The sky is changing as I walk. It feels almost hushed and ancient. The scent of ash rides the breeze, mingling with the bite of pine. Dawn paints the sky in streaks of orange and smokewhen I spot him near the far edge of camp. He stands like a statue cut from shadow, facing the ridge like he's waiting for something to rise out of it. Or someone.
Something in my chest kicks hard, sharp and sudden like a flare igniting behind my ribs. Because I think—deep down—I know what he’s waiting for. Not a signal. Not a threat. Not a sunrise. Me. He’s waiting for me. Like he felt me coming before I ever stepped into view. And now that I’m here, the air feels too thick, too charged, like every second between us is one spark away from catching fire.
"What aren’t you telling me?" I call out.
He doesn’t flinch. Doesn’t turn. Just walks away.
"You shouldn’t be here," he says quietly.
I step closer. "Too bad. I am. Want to tell me about these missing and inconsistent reports from your unit?"
That stops him. He turns and tilts his head, his eyes finally meeting mine, and the air between us tightens. There’s something wild and sharp in them—something that flickers like restrained fire. Hunger. Fury. A knowing that cuts deep. It looks like it hurts to hold back, like every breath is a battle not to step forward, not to touch, not to claim. And I feel it. All of it.

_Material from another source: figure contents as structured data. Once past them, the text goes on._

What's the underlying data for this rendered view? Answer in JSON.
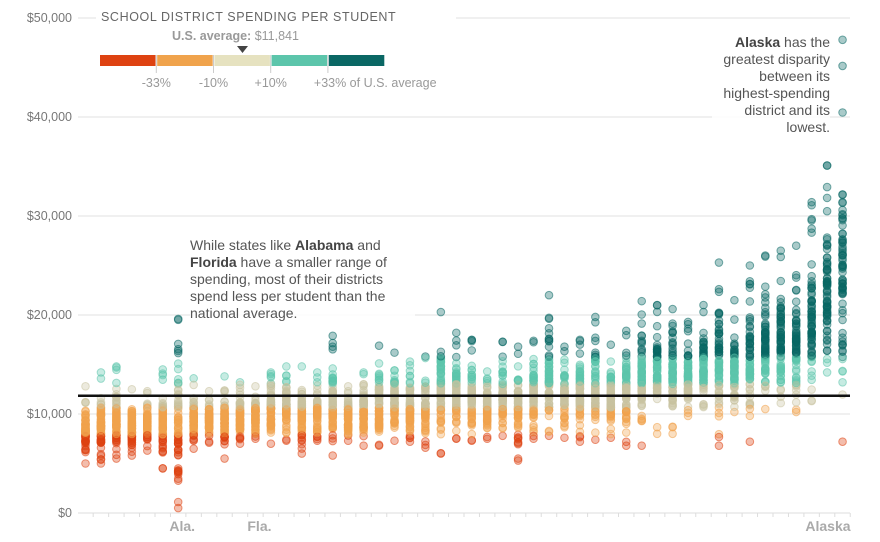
{
  "legend": {
    "title": "SCHOOL DISTRICT SPENDING PER STUDENT",
    "avg_label": "U.S. average:",
    "avg_value": "$11,841",
    "bins": [
      {
        "name": "below -33%",
        "color": "#de4211"
      },
      {
        "name": "-33% to -10%",
        "color": "#f0a34c"
      },
      {
        "name": "-10% to +10%",
        "color": "#e6e2c0"
      },
      {
        "name": "+10% to +33%",
        "color": "#5cc5ab"
      },
      {
        "name": "above +33%",
        "color": "#0a6764"
      }
    ],
    "tick_labels": [
      "-33%",
      "-10%",
      "+10%",
      "+33% of U.S. average"
    ]
  },
  "annotations": {
    "middle": {
      "pre": "While states like ",
      "bold1": "Alabama",
      "mid": " and ",
      "bold2": "Florida",
      "post": " have a smaller range of spending, most of their districts spend less per student than the national average."
    },
    "alaska": {
      "bold": "Alaska",
      "post": " has the greatest disparity between its highest-spending district and its lowest."
    }
  },
  "chart_data": {
    "type": "scatter",
    "title": "School district spending per student",
    "xlabel": "",
    "ylabel": "Spending per student",
    "ylim": [
      0,
      50000
    ],
    "yticks": [
      0,
      10000,
      20000,
      30000,
      40000,
      50000
    ],
    "ytick_labels": [
      "$0",
      "$10,000",
      "$20,000",
      "$30,000",
      "$40,000",
      "$50,000"
    ],
    "us_average": 11841,
    "grid": true,
    "x_labels": [
      {
        "index": 6,
        "label": "Ala."
      },
      {
        "index": 11,
        "label": "Fla."
      },
      {
        "index": 49,
        "label": "Alaska"
      }
    ],
    "states_ranges_k": [
      [
        5.0,
        12.8
      ],
      [
        5.0,
        14.2
      ],
      [
        5.5,
        14.8
      ],
      [
        5.8,
        12.5
      ],
      [
        6.3,
        12.3
      ],
      [
        4.5,
        14.5
      ],
      [
        0.5,
        19.6
      ],
      [
        6.5,
        13.6
      ],
      [
        7.1,
        12.3
      ],
      [
        5.5,
        13.8
      ],
      [
        7.0,
        13.2
      ],
      [
        7.5,
        12.8
      ],
      [
        7.0,
        14.2
      ],
      [
        7.3,
        14.8
      ],
      [
        6.0,
        14.8
      ],
      [
        7.3,
        14.2
      ],
      [
        5.8,
        17.9
      ],
      [
        7.3,
        12.8
      ],
      [
        6.8,
        14.2
      ],
      [
        6.8,
        16.9
      ],
      [
        7.3,
        16.2
      ],
      [
        7.2,
        15.3
      ],
      [
        6.6,
        15.8
      ],
      [
        6.0,
        20.3
      ],
      [
        7.5,
        18.2
      ],
      [
        7.3,
        17.5
      ],
      [
        7.5,
        14.3
      ],
      [
        7.8,
        17.3
      ],
      [
        5.3,
        16.8
      ],
      [
        7.5,
        17.4
      ],
      [
        7.8,
        22.0
      ],
      [
        7.6,
        16.8
      ],
      [
        7.2,
        17.5
      ],
      [
        7.4,
        19.8
      ],
      [
        7.6,
        17.0
      ],
      [
        6.8,
        18.4
      ],
      [
        6.8,
        21.4
      ],
      [
        8.0,
        21.0
      ],
      [
        8.0,
        20.6
      ],
      [
        9.8,
        19.3
      ],
      [
        10.7,
        21.0
      ],
      [
        6.8,
        25.3
      ],
      [
        10.2,
        21.5
      ],
      [
        7.2,
        25.0
      ],
      [
        10.5,
        26.0
      ],
      [
        11.1,
        26.5
      ],
      [
        10.2,
        27.0
      ],
      [
        11.3,
        31.4
      ],
      [
        14.2,
        35.1
      ],
      [
        7.2,
        47.8
      ]
    ],
    "state_medians_k": [
      8.0,
      8.5,
      8.8,
      9.0,
      9.2,
      9.5,
      9.6,
      9.5,
      9.6,
      9.7,
      9.8,
      9.7,
      10.2,
      10.5,
      10.5,
      10.6,
      11.0,
      10.3,
      10.8,
      11.2,
      11.3,
      11.0,
      11.4,
      12.5,
      12.2,
      12.2,
      11.4,
      12.0,
      11.6,
      12.4,
      13.0,
      12.3,
      12.6,
      13.8,
      12.4,
      13.4,
      14.6,
      14.8,
      14.6,
      13.0,
      14.5,
      15.5,
      14.0,
      16.0,
      15.2,
      16.0,
      16.5,
      17.0,
      22.0,
      21.0
    ]
  }
}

"It’s not safe," he murmurs.
"Not good enough, Dax. I found inconsistencies in your files. Deployments without events. Reports that were never sent to D.C. What the hell is going on?"

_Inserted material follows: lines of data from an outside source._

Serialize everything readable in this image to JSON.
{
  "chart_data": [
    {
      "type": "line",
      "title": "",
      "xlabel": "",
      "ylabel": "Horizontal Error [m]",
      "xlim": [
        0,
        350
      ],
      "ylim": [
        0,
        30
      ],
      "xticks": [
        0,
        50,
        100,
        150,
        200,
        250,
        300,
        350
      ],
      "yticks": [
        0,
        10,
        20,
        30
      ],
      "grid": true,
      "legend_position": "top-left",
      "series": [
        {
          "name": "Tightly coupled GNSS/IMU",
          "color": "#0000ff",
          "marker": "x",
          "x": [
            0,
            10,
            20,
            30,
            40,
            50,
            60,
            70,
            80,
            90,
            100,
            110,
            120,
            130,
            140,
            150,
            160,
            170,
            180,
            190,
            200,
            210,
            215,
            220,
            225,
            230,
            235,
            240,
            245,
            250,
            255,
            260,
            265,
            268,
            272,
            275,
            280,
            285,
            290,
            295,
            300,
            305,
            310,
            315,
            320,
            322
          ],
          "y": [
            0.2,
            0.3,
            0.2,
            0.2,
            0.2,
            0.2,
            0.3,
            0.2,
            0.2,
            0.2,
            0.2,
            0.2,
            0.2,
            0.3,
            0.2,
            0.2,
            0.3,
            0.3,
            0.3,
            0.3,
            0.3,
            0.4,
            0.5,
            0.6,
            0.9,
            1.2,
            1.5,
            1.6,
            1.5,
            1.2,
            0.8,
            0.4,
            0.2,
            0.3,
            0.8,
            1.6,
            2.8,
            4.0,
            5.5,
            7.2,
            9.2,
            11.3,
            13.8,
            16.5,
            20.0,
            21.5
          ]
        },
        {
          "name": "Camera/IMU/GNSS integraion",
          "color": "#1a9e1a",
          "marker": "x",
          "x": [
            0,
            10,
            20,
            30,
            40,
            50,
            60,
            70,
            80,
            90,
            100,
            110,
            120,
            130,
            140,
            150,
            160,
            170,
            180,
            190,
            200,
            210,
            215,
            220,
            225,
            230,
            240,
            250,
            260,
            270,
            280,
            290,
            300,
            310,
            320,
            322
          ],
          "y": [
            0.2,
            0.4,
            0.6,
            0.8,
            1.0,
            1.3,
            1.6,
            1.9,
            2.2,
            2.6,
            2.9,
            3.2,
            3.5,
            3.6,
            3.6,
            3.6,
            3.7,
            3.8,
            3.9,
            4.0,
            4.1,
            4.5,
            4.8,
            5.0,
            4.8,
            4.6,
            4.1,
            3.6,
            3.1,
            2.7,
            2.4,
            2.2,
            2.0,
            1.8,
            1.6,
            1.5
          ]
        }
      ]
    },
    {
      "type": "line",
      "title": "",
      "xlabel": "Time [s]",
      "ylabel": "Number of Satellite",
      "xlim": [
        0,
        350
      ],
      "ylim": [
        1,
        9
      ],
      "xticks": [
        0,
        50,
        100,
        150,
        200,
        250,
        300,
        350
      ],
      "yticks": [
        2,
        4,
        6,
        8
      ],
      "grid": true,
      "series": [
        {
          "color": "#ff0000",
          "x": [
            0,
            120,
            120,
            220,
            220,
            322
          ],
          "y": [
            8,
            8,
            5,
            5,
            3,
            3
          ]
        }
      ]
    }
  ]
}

He opens his mouth to answer—something close, something vulnerable flickering in his eyes—but then stiffens. Hard. Every muscle in his body locks, his head jerking slightly to the side like he’s heard something I haven’t. His nostrils flare. His entire stance morphs—from intense to alert, predator-silent. Whatever he was going to say dies on his tongue, replaced by something far older: instinct, warning, danger.

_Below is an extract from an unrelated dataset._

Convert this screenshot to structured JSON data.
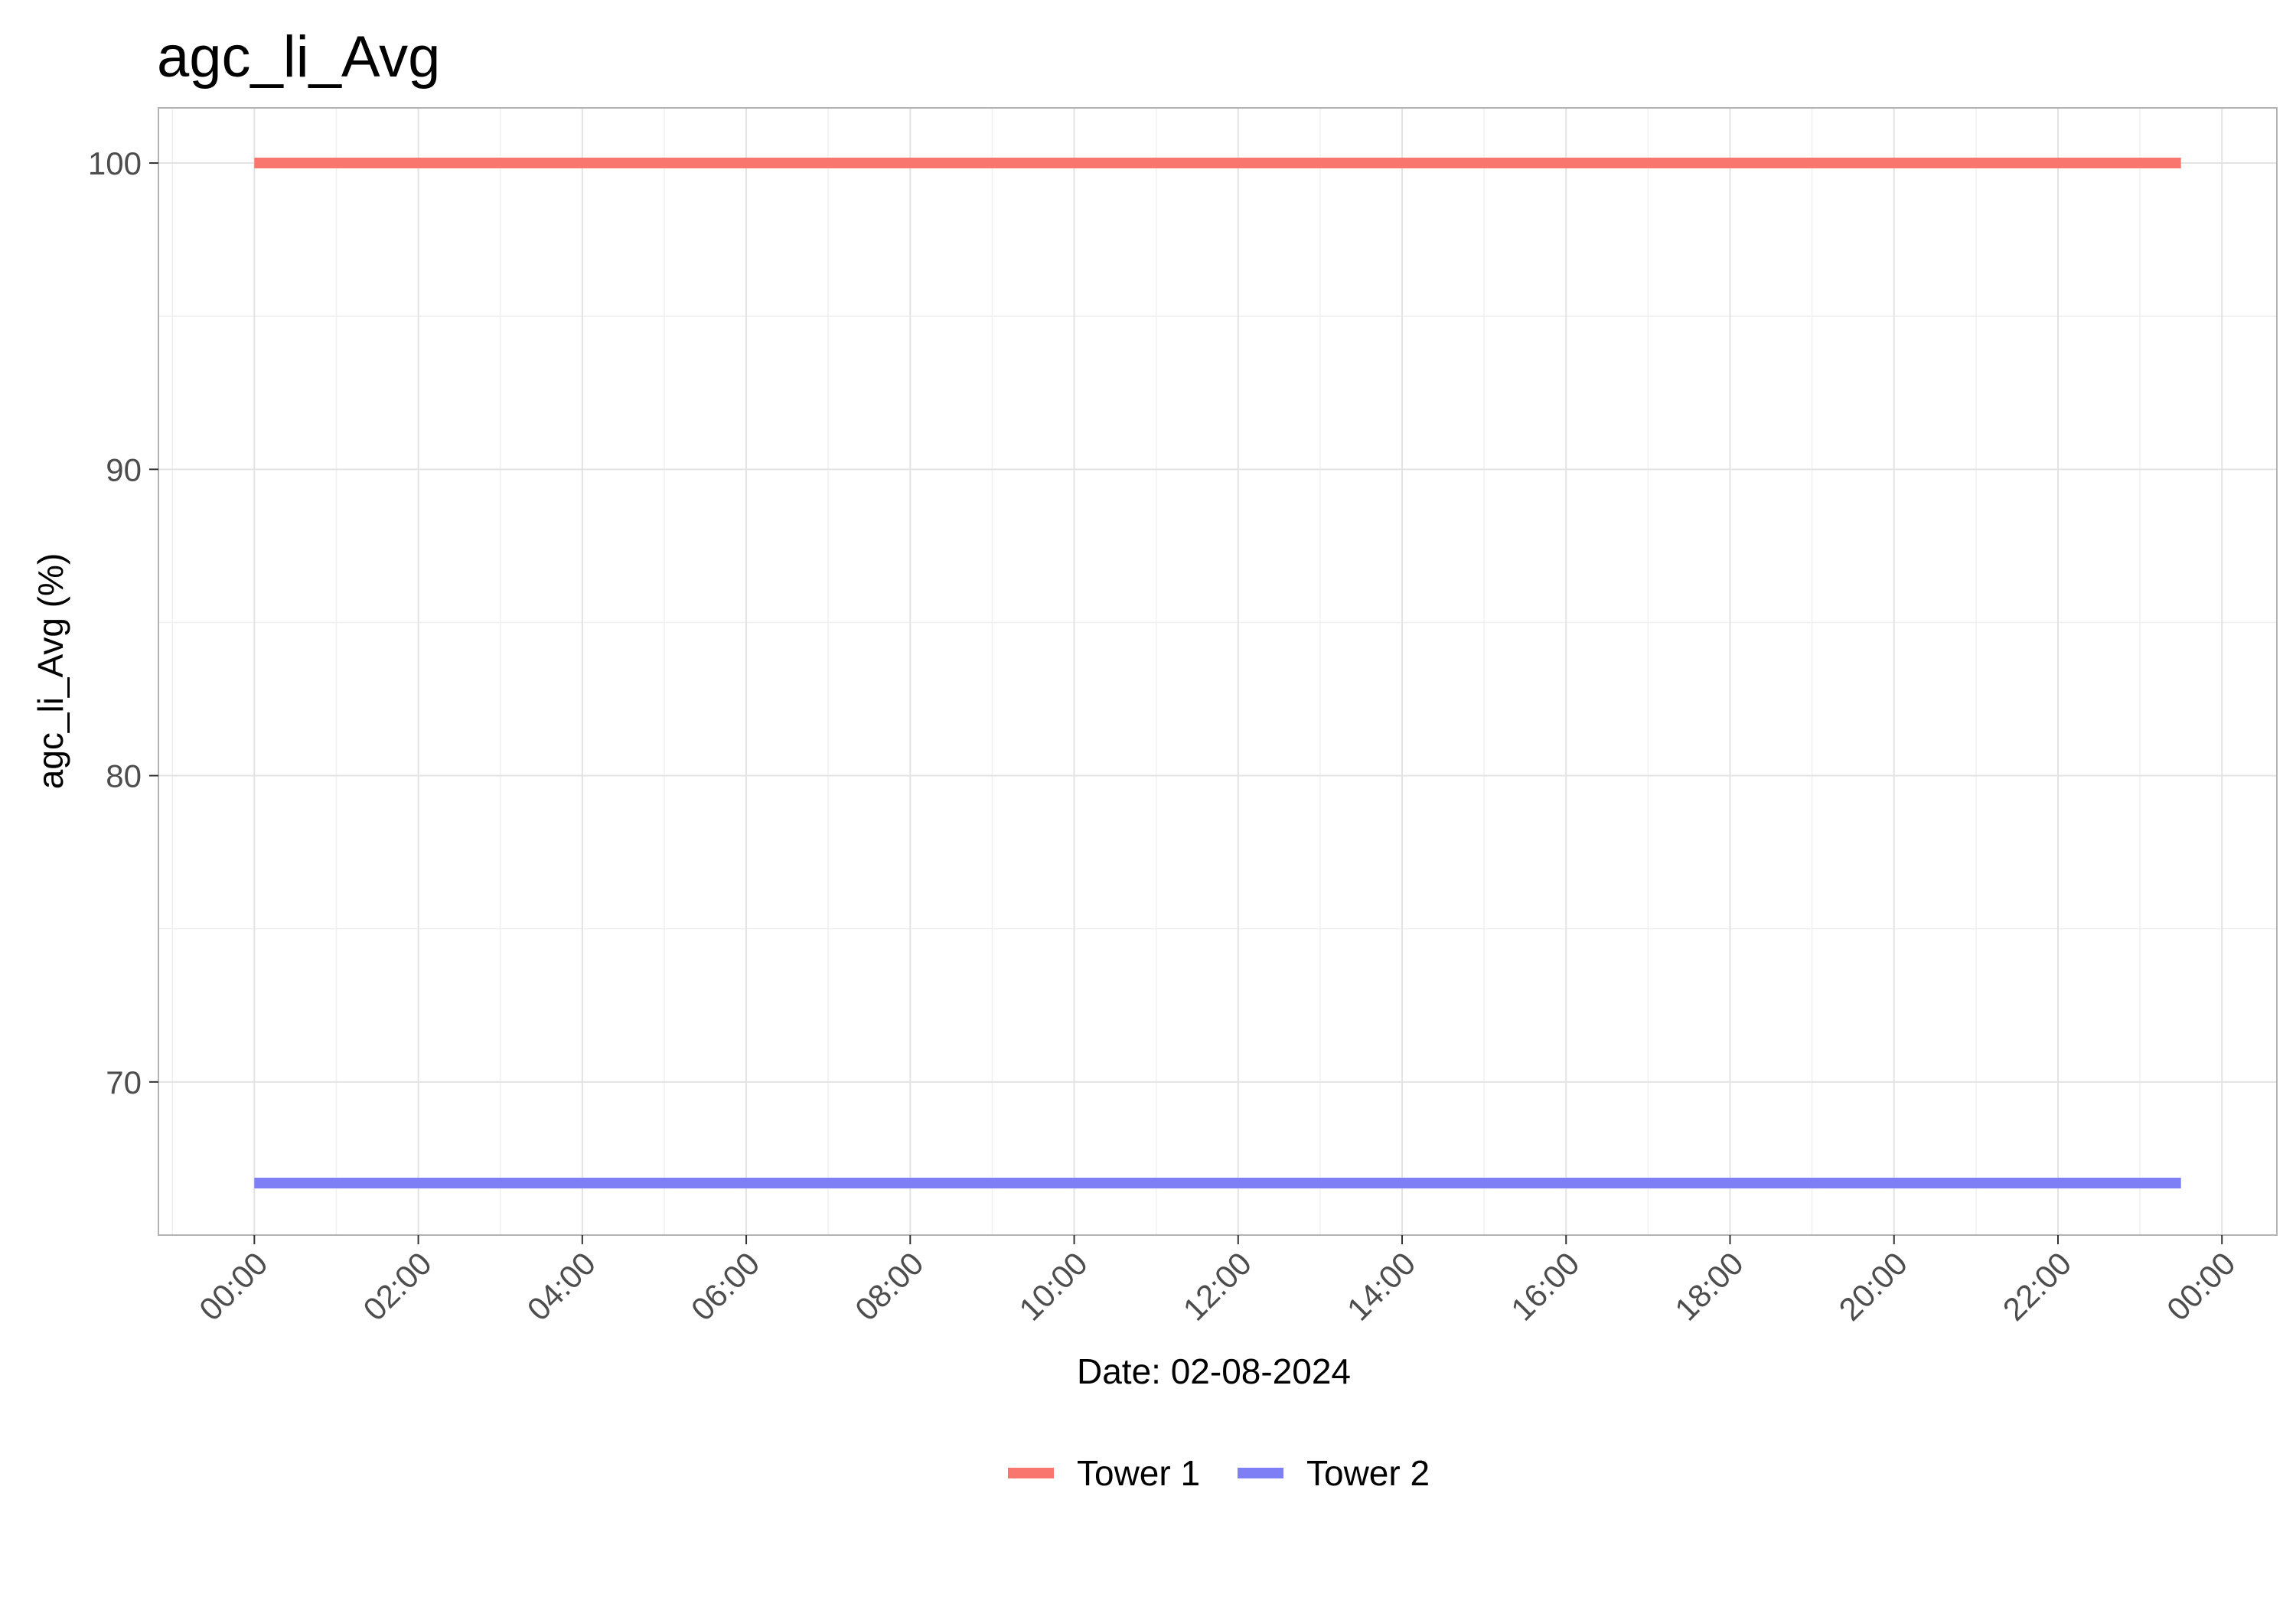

A second later, his hand wraps around my arm, firm but not rough—grounding, but urgent. His grip sends a jolt through me, not just from the shock of contact but from the way his entire body radiates tension, heat, purpose. "Run. Now," he says, his voice low and sharp. Not panic. Command. The kind that doesn’t beg questions. It demands obedience.
We sprint into the trees, the underbrush tearing at my pants as he pulls me deeper into the forest, away from camp. My heart pounds like a drumbeat in my throat, and branches claw at my arms as we weave through thick growth. I barely keep up with him—he moves like he knows every twist of the terrain, every dip in the forest floor.
There’s no time for questions. Just the sound of our footfalls, ragged breathing, and the ever-present sense that something massive and deadly is hunting the sky above us. Whatever he saw—whatever he sensed—has him running like the fire line’s at our heels. And I trust that. I trust him, even when I don’t understand why.
"What the..."
"Quiet," he hisses.
We stop only when he presses me back against a rock outcropping, shielding me with his body. My back hits the stone, but I hardly feel it—because all I can register is him. His body, his heat, his strength surrounding me like a shield forged from fire. My pulse thunders in my ears, adrenaline flooding every inch of me. But it’s not just fear.
I’m confused—every survival instinct telling me to stay still, stay hidden—yet my body reacts to his closeness like it’s the only safe place left. His breath brushes my cheek. The arm braced beside my head makes me feel caged, protected, wanted. And I hate that I feel it. I hate how my skin hums beneath his, how my hands ache to touch him back.
Because even now—especially now—I want him. And I don’t know what that means.